La mesure du Délégué Ntone Ntone a  pourtant été fortement décriée. D’abord, sur le vice de forme dans la désignation d’un receveur municipal, dont les prérogatives appartiennent conjointement aux Ministres des finances et de l’administration territoriale, apprend-on d’une source. Par la désignation même à titre intérimaire, d’un receveur municipal, Fritz Ntone Ntone aurait ainsi fait voler en éclat ce parallélisme administratif de forme. Ensuite, sur la qualité de la police municipale: la même source indique « une confusion de missions régaliennes entre la police municipale et la police ou la gendarmerie nationale ». La police municipale  dotée de pouvoir de police en matière de lutte contre le désordre urbain dans la ville de Douala ne saurait ainsi intervenir dans le cas d’espèce.
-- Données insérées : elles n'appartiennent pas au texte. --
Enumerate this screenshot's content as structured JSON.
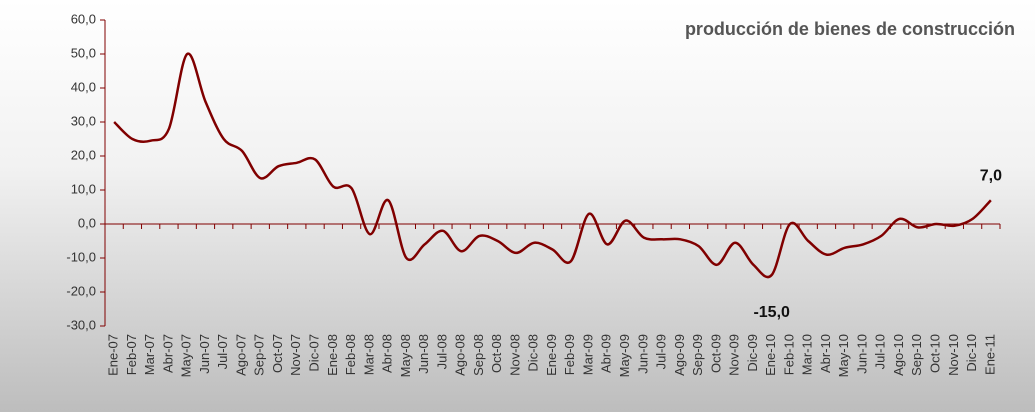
{
  "chart_data": {
    "type": "line",
    "title": "producción de bienes de construcción",
    "categories": [
      "Ene-07",
      "Feb-07",
      "Mar-07",
      "Abr-07",
      "May-07",
      "Jun-07",
      "Jul-07",
      "Ago-07",
      "Sep-07",
      "Oct-07",
      "Nov-07",
      "Dic-07",
      "Ene-08",
      "Feb-08",
      "Mar-08",
      "Abr-08",
      "May-08",
      "Jun-08",
      "Jul-08",
      "Ago-08",
      "Sep-08",
      "Oct-08",
      "Nov-08",
      "Dic-08",
      "Ene-09",
      "Feb-09",
      "Mar-09",
      "Abr-09",
      "May-09",
      "Jun-09",
      "Jul-09",
      "Ago-09",
      "Sep-09",
      "Oct-09",
      "Nov-09",
      "Dic-09",
      "Ene-10",
      "Feb-10",
      "Mar-10",
      "Abr-10",
      "May-10",
      "Jun-10",
      "Jul-10",
      "Ago-10",
      "Sep-10",
      "Oct-10",
      "Nov-10",
      "Dic-10",
      "Ene-11"
    ],
    "values": [
      30,
      25,
      24.5,
      28,
      50,
      36,
      25,
      21.5,
      13.5,
      17,
      18,
      19,
      11,
      10.5,
      -3,
      7,
      -10,
      -6,
      -2,
      -8,
      -3.5,
      -5,
      -8.5,
      -5.5,
      -7.5,
      -11,
      3,
      -6,
      1,
      -4,
      -4.5,
      -4.5,
      -6.5,
      -12,
      -5.5,
      -12,
      -15,
      0,
      -5,
      -9,
      -7,
      -6,
      -3.5,
      1.5,
      -1,
      0,
      -0.5,
      1.5,
      7
    ],
    "value_labels": [
      null,
      null,
      null,
      null,
      null,
      null,
      null,
      null,
      null,
      null,
      null,
      null,
      null,
      null,
      null,
      null,
      null,
      null,
      null,
      null,
      null,
      null,
      null,
      null,
      null,
      null,
      null,
      null,
      null,
      null,
      null,
      null,
      null,
      null,
      null,
      null,
      "-15,0",
      null,
      null,
      null,
      null,
      null,
      null,
      null,
      null,
      null,
      null,
      null,
      "7,0"
    ],
    "color": "#800000",
    "ylim": [
      -30,
      60
    ],
    "yticks": [
      {
        "value": -30,
        "label": "-30,0"
      },
      {
        "value": -20,
        "label": "-20,0"
      },
      {
        "value": -10,
        "label": "-10,0"
      },
      {
        "value": 0,
        "label": "0,0"
      },
      {
        "value": 10,
        "label": "10,0"
      },
      {
        "value": 20,
        "label": "20,0"
      },
      {
        "value": 30,
        "label": "30,0"
      },
      {
        "value": 40,
        "label": "40,0"
      },
      {
        "value": 50,
        "label": "50,0"
      },
      {
        "value": 60,
        "label": "60,0"
      }
    ]
  }
}
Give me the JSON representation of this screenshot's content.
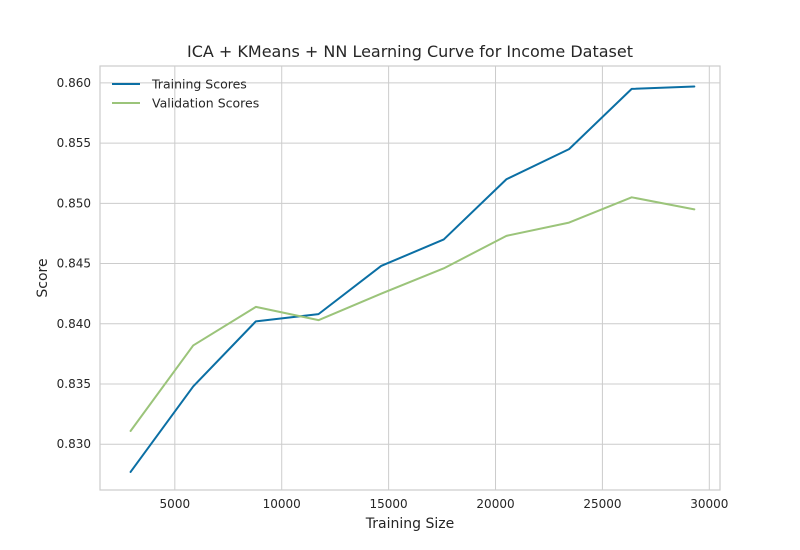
{
  "chart_data": {
    "type": "line",
    "title": "ICA + KMeans + NN Learning Curve for Income Dataset",
    "xlabel": "Training Size",
    "ylabel": "Score",
    "xlim": [
      1500,
      30500
    ],
    "ylim": [
      0.8262,
      0.8614
    ],
    "xticks": [
      5000,
      10000,
      15000,
      20000,
      25000,
      30000
    ],
    "yticks": [
      0.83,
      0.835,
      0.84,
      0.845,
      0.85,
      0.855,
      0.86
    ],
    "xtick_labels": [
      "5000",
      "10000",
      "15000",
      "20000",
      "25000",
      "30000"
    ],
    "ytick_labels": [
      "0.830",
      "0.835",
      "0.840",
      "0.845",
      "0.850",
      "0.855",
      "0.860"
    ],
    "grid": true,
    "legend_position": "top-left",
    "x": [
      2930,
      5860,
      8790,
      11720,
      14650,
      17580,
      20510,
      23440,
      26370,
      29300
    ],
    "series": [
      {
        "name": "Training Scores",
        "color": "#0b6fa4",
        "values": [
          0.8277,
          0.8348,
          0.8402,
          0.8408,
          0.8448,
          0.847,
          0.852,
          0.8545,
          0.8595,
          0.8597
        ]
      },
      {
        "name": "Validation Scores",
        "color": "#9bc47a",
        "values": [
          0.8311,
          0.8382,
          0.8414,
          0.8403,
          0.8425,
          0.8446,
          0.8473,
          0.8484,
          0.8505,
          0.8495
        ]
      }
    ]
  }
}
Avant même que se taise cette grosse polémique, Louis Paul Motaze décidera,  lui aussi, également pour  » nécessité de service », de désigner un autre receveur municipal intérimaire, en la personne de Champlain Meyanga  Bitoumou, inspecteur du Trésor, précédemment fondé de pouvoir à la paierie spécialisée auprès du Ministère des travaux publics. Si la décision signée ce 27 août 2018 confirme la mise en retraite de Jean Claude Mbarga, elle prévoit également « une régularisation par un acte ultérieur du Ministre des finances ».